With the PSC ruling scheduled for later this year, rate relief would range from one month (the Senate) to about five months (the House). By year’s end, the PSC would have to decide on SCE&G/SCANA’s liability and whether Virginia-based Dominion Energy’s proposal to purchase SCANA will be approved.
The much-publicized merger of the utilities would mean implementation of Dominion’s plan to refund SCE&G’s customers about $1,000 each and reduce rates for the nuclear project by about 5 percent, but the remainder of the 18 percent being charged now would remain for 20 years. Dominion has said it will not go through with the merger if lawmakers or regulators remove its ability to recoup nuclear project monies. Without the merger, SCANA has said it would continue to charge for the plant for up to 60 more years.

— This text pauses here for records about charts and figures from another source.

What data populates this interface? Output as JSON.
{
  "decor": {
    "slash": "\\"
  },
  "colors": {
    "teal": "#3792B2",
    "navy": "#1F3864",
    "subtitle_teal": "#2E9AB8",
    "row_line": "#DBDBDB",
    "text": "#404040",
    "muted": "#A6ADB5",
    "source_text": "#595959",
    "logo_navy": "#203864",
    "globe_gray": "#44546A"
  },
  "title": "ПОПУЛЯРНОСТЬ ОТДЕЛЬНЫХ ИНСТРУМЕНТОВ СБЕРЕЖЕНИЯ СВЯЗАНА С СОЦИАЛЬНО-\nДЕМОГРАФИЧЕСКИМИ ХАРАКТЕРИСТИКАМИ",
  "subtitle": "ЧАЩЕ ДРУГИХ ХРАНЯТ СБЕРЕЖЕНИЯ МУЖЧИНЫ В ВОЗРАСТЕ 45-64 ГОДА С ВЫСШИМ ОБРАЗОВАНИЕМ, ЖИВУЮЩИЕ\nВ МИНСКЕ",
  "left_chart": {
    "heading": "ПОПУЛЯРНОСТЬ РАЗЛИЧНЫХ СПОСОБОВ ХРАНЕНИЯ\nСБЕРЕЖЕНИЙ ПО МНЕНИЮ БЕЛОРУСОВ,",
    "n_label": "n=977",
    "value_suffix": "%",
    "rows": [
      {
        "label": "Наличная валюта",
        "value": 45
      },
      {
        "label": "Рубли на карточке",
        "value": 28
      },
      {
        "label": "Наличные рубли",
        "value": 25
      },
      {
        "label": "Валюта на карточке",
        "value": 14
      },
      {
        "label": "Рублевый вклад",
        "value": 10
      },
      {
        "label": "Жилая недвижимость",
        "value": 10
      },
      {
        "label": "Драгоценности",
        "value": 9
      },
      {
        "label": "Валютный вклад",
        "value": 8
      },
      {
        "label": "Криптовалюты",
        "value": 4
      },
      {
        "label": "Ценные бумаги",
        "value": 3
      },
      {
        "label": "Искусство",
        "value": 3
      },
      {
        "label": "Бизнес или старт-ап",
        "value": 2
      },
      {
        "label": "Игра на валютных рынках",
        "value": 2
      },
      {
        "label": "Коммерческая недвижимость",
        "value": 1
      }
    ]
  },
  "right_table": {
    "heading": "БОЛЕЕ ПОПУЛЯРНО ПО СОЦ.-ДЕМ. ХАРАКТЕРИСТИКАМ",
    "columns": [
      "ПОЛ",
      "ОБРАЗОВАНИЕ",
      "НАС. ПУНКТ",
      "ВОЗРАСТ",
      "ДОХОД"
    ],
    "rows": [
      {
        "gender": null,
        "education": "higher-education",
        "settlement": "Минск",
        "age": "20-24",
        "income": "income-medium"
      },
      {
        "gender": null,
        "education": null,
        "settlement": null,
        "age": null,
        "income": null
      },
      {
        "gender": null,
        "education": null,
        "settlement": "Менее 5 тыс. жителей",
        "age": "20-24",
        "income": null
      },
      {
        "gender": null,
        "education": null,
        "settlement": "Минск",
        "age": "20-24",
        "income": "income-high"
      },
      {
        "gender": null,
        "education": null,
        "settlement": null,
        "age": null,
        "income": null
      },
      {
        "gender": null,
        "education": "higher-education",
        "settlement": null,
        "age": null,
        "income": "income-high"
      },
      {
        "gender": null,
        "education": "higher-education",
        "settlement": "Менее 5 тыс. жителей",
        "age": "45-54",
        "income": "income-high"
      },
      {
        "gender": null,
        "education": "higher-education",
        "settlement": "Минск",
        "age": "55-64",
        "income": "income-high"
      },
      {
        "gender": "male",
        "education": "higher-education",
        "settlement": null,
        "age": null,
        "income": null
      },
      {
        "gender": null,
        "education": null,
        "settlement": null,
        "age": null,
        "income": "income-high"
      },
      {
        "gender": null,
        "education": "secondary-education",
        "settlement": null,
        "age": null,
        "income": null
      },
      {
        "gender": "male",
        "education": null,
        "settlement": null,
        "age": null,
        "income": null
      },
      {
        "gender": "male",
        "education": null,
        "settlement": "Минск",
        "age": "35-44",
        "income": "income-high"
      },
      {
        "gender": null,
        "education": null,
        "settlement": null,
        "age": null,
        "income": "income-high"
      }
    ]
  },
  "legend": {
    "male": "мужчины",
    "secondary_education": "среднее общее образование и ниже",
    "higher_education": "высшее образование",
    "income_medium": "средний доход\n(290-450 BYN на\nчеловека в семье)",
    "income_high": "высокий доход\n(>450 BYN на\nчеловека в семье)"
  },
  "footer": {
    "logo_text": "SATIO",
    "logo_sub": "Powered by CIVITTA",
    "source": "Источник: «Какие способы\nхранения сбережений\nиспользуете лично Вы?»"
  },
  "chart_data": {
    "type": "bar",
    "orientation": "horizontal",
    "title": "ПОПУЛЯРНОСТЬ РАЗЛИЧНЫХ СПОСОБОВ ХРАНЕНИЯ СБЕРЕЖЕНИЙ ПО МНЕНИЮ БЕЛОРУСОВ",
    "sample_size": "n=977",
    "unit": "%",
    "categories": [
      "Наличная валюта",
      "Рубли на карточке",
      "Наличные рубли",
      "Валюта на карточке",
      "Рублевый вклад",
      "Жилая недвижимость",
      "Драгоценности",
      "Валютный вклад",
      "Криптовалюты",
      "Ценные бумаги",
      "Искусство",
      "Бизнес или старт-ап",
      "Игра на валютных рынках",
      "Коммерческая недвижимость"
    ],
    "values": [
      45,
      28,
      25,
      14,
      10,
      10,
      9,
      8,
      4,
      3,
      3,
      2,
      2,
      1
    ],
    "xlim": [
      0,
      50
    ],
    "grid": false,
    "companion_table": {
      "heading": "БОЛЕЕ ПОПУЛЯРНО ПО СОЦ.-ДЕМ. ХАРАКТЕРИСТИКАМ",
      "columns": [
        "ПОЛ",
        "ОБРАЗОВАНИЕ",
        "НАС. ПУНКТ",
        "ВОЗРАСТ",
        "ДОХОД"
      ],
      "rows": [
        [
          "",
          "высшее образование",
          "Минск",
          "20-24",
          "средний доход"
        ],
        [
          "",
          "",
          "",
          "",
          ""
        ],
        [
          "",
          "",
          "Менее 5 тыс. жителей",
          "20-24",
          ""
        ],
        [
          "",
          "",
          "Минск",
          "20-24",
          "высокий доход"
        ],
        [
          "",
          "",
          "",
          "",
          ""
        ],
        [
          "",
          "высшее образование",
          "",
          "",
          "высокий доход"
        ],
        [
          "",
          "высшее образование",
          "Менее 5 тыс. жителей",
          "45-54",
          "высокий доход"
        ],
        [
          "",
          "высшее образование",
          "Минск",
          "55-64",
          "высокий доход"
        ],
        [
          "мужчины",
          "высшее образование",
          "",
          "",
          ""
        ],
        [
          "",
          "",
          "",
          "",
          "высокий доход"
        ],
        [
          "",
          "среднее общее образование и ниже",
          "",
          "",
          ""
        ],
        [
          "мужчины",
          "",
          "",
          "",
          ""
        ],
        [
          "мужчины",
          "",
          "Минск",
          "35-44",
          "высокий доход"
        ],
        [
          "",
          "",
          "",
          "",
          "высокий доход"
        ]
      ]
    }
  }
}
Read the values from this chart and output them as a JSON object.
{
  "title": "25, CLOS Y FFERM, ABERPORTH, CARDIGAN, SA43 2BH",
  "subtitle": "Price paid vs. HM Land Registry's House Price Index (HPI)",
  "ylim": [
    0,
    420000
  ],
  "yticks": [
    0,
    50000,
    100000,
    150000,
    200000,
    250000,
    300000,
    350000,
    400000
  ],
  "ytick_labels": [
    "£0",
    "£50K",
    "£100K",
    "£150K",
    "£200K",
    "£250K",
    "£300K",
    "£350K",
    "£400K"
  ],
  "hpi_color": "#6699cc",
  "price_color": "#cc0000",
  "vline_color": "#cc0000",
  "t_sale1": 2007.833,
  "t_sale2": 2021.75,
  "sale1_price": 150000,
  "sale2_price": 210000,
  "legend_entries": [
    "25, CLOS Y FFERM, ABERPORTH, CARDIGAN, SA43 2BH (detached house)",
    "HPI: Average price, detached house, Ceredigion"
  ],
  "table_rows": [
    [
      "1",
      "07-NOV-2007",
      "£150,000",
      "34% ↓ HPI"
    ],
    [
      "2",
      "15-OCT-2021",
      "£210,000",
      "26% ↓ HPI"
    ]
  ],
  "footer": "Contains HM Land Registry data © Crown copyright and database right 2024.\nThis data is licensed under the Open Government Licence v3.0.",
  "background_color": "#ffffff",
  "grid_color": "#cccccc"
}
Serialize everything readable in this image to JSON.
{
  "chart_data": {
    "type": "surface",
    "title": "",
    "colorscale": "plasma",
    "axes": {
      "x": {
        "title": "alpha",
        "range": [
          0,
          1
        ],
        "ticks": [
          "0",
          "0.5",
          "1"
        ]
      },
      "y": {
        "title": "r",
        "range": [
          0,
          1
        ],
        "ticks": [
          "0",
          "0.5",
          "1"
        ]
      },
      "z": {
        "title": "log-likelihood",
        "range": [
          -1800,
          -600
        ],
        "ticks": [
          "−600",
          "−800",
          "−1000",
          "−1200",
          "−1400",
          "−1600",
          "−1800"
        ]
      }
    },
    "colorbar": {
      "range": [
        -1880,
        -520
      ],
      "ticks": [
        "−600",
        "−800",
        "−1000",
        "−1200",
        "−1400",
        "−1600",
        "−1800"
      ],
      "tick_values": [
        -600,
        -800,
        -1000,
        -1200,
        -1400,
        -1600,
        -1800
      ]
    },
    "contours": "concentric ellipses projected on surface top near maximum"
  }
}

Doing away with the Base Load Review Act is within lawmakers’ power, but retroactively undoing SCE&G’s ability under the law to charge for the nuclear project is certain to be challenged in court. And all the while this saga plays out, the future of SCANA Corp. and SCE&G is left hanging. Despite the claims and counterclaims of the utility’s ability to survive if it is saddled with all nuclear plant debt, such a scenario would not be good for SCE&G, which is vital to development and quality of life in a big part of South Carolina.
A famous Yogi Berra quote is “It ain’t over til it’s over.” Well, it seems South Carolina’s experience with the failed nuclear project is anything but over, even if lawmakers come to agreement in the coming weeks on rate reductions. The fight then, in some ways, will have just begun. And the future of the Dominion deal, which remains the best solution all around, will be in further doubt.